Until 2001, Baylis continued as a distributor specializing in cardiac electrophysiology devices. But being the middleman wasn’t ideal. “As a distributor,” says Shah, “you’re always caught between the supplier and the customer. The technology could fall from favour, or the company could go to direct sales, so your work is always precarious.” So with a staff of just six, after five years of development, Baylis invented and launched its first product: a system of electronics and electrodes that disrupts nerve pain signals to the brain, to aid in the management of chronic spinal pain. “That product alone grew us rapidly from six people to 60,” says Shah.
Since then, Baylis has collaborated intimately with hospitals to create and deliver specialized products. Among them is a metre-long transseptal needle, used to access the heart’s left atrium, and a radiofrequency puncture system, developed with Toronto’s Hospital for Sick Children, to treat blue baby syndrome with minimal invasion. In the works, says Shah, is a push toward more minimally invasive therapies. “We’re trying to get access to the heart by simply going through the skin.”
Baylis now employs more than 400 people globally; most are in Toronto and Montreal, about 40 are in direct sales in America, 10 in Western Europe, and there are distributors as far away as Japan, Brazil and the Middle East. Technical knowledge is important for each, says Shah, but it’s not as important as empathy—the defining characteristic they seek in every hire.

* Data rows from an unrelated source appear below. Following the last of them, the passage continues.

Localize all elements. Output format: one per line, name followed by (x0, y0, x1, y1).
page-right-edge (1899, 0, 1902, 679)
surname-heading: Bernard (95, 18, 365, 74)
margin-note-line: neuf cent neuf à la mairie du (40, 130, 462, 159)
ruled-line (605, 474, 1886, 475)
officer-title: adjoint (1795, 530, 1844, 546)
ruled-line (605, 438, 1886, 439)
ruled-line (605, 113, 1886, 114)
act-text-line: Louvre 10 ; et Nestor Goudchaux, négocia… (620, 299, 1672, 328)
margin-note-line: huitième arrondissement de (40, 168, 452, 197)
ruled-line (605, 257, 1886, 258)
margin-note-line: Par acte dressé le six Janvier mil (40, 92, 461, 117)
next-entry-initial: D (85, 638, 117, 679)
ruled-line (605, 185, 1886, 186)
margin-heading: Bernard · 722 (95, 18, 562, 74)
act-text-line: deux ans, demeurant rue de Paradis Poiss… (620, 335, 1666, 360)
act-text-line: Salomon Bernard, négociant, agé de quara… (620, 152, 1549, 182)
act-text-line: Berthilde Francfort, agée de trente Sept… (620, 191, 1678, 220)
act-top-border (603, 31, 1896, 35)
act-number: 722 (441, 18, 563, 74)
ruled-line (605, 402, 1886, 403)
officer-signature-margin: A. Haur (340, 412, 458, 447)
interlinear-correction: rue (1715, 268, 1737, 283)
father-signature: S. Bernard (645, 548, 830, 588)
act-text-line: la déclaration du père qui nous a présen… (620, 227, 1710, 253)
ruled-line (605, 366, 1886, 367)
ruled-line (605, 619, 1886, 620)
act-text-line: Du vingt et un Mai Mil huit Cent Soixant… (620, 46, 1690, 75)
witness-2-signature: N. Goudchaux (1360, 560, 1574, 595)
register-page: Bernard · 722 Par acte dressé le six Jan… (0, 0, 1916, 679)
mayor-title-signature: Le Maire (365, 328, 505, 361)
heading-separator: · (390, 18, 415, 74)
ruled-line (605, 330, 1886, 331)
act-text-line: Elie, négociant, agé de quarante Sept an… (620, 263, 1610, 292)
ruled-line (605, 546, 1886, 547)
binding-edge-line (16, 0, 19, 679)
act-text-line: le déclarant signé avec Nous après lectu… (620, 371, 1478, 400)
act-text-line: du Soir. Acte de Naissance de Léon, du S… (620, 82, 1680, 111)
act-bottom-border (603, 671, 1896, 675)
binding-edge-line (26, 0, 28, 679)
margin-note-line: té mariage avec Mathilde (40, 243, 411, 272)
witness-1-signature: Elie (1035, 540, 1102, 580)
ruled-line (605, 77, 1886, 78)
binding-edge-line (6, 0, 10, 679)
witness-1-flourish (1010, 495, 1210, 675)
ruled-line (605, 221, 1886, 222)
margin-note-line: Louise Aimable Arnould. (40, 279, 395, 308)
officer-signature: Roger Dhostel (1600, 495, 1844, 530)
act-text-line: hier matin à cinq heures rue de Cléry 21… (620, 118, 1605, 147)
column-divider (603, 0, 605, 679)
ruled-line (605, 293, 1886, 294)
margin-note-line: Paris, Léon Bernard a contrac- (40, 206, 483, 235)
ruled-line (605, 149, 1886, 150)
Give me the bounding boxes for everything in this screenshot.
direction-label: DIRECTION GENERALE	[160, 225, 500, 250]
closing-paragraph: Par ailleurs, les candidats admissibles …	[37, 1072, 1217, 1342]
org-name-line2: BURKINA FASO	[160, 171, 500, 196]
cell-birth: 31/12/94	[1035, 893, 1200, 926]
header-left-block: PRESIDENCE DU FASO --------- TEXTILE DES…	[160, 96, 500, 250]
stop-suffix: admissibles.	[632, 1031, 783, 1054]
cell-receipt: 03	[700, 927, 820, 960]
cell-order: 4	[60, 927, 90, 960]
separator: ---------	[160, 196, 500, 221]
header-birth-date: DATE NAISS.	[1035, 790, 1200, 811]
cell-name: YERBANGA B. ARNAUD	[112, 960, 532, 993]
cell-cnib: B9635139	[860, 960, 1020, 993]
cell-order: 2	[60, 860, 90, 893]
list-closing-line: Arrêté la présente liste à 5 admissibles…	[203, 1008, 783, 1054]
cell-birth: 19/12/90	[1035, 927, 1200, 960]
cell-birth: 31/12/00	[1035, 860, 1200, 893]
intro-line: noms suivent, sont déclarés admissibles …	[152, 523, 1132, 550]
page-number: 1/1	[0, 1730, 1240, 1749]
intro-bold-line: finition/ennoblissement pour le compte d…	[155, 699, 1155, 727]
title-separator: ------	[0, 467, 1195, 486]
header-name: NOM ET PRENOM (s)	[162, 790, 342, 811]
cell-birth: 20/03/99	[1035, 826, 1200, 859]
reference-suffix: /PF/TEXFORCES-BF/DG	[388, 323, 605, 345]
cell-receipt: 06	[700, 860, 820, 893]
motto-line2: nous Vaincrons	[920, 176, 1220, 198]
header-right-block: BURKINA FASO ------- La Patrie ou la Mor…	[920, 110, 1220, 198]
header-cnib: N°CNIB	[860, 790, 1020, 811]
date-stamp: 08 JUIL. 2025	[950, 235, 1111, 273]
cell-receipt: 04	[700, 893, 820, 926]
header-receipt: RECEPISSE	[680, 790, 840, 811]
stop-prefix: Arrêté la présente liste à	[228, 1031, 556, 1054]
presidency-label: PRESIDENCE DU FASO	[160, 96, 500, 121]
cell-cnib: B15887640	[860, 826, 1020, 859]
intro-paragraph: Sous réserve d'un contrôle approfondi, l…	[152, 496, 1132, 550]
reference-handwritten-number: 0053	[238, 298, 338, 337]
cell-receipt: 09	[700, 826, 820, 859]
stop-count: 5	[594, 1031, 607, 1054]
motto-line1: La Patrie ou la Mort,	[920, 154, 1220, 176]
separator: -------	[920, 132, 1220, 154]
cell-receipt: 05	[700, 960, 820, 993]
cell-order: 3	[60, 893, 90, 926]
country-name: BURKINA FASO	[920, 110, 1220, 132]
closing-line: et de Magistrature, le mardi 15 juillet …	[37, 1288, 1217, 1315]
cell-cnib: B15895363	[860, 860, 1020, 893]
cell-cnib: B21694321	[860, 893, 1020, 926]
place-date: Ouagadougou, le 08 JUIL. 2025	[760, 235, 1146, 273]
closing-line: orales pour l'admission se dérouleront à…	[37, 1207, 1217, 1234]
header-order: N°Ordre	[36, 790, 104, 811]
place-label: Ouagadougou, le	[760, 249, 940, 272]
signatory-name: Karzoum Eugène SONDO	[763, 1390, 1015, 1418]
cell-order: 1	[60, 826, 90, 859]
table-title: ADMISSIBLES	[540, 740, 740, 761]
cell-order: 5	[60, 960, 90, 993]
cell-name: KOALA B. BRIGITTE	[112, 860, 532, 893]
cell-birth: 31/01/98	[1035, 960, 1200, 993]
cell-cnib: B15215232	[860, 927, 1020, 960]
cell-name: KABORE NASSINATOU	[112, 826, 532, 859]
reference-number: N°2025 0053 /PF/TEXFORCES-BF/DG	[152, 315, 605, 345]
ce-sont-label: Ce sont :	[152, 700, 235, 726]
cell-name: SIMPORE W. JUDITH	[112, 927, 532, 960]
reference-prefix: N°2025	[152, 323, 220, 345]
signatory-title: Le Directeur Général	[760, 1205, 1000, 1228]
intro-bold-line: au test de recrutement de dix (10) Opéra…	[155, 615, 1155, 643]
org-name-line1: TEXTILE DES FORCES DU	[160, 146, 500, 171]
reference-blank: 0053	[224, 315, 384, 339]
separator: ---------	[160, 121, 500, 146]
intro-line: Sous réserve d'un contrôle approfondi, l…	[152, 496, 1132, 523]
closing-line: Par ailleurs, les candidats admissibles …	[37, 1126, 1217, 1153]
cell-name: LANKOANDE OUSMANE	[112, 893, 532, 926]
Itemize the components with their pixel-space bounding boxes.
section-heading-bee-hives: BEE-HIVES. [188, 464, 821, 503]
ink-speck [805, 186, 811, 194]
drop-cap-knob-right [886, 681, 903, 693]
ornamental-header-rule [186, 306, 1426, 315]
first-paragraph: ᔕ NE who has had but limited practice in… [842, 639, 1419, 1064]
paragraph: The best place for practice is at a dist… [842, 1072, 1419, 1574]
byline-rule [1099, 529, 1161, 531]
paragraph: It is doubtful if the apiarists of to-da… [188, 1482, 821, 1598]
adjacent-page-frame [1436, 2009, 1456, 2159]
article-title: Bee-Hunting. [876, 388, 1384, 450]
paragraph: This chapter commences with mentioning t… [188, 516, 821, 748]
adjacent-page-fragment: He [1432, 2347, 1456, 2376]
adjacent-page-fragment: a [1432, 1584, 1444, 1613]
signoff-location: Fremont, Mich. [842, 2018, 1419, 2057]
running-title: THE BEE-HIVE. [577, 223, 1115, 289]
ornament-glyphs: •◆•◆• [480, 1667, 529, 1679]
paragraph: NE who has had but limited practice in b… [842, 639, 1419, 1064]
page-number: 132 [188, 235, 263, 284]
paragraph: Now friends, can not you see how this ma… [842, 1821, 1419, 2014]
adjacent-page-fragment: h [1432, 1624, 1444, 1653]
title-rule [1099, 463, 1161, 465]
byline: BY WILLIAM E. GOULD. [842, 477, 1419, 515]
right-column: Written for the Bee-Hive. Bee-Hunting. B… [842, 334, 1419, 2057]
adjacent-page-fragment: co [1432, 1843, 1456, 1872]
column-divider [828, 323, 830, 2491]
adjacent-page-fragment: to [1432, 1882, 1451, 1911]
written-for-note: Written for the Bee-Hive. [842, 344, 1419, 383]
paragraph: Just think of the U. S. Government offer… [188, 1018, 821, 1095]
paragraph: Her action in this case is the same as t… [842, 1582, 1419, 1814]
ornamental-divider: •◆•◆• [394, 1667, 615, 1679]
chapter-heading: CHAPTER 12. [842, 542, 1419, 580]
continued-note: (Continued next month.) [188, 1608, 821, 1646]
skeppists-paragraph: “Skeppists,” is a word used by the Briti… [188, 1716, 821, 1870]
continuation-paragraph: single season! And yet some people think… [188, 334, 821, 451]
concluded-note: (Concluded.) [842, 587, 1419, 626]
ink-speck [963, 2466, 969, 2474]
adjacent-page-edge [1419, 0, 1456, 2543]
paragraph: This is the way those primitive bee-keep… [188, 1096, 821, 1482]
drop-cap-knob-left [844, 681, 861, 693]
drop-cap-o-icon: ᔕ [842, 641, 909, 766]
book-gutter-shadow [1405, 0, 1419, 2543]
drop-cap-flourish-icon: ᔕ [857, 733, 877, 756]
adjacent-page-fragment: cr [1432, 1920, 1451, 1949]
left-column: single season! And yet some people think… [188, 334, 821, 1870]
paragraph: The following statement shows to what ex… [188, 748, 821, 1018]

Resumés are combed for real-world examples, like volunteer work or school projects that demonstrate a passion to help people in general and individuals in particular, as Baylis goes above and beyond to save every possible life. “Some of these cases are urgent, and we’ll hop on a plane—device in hand—at a moment’s notice,” says Shah. “Everyone from sales to the top, including me, is willing to do this.”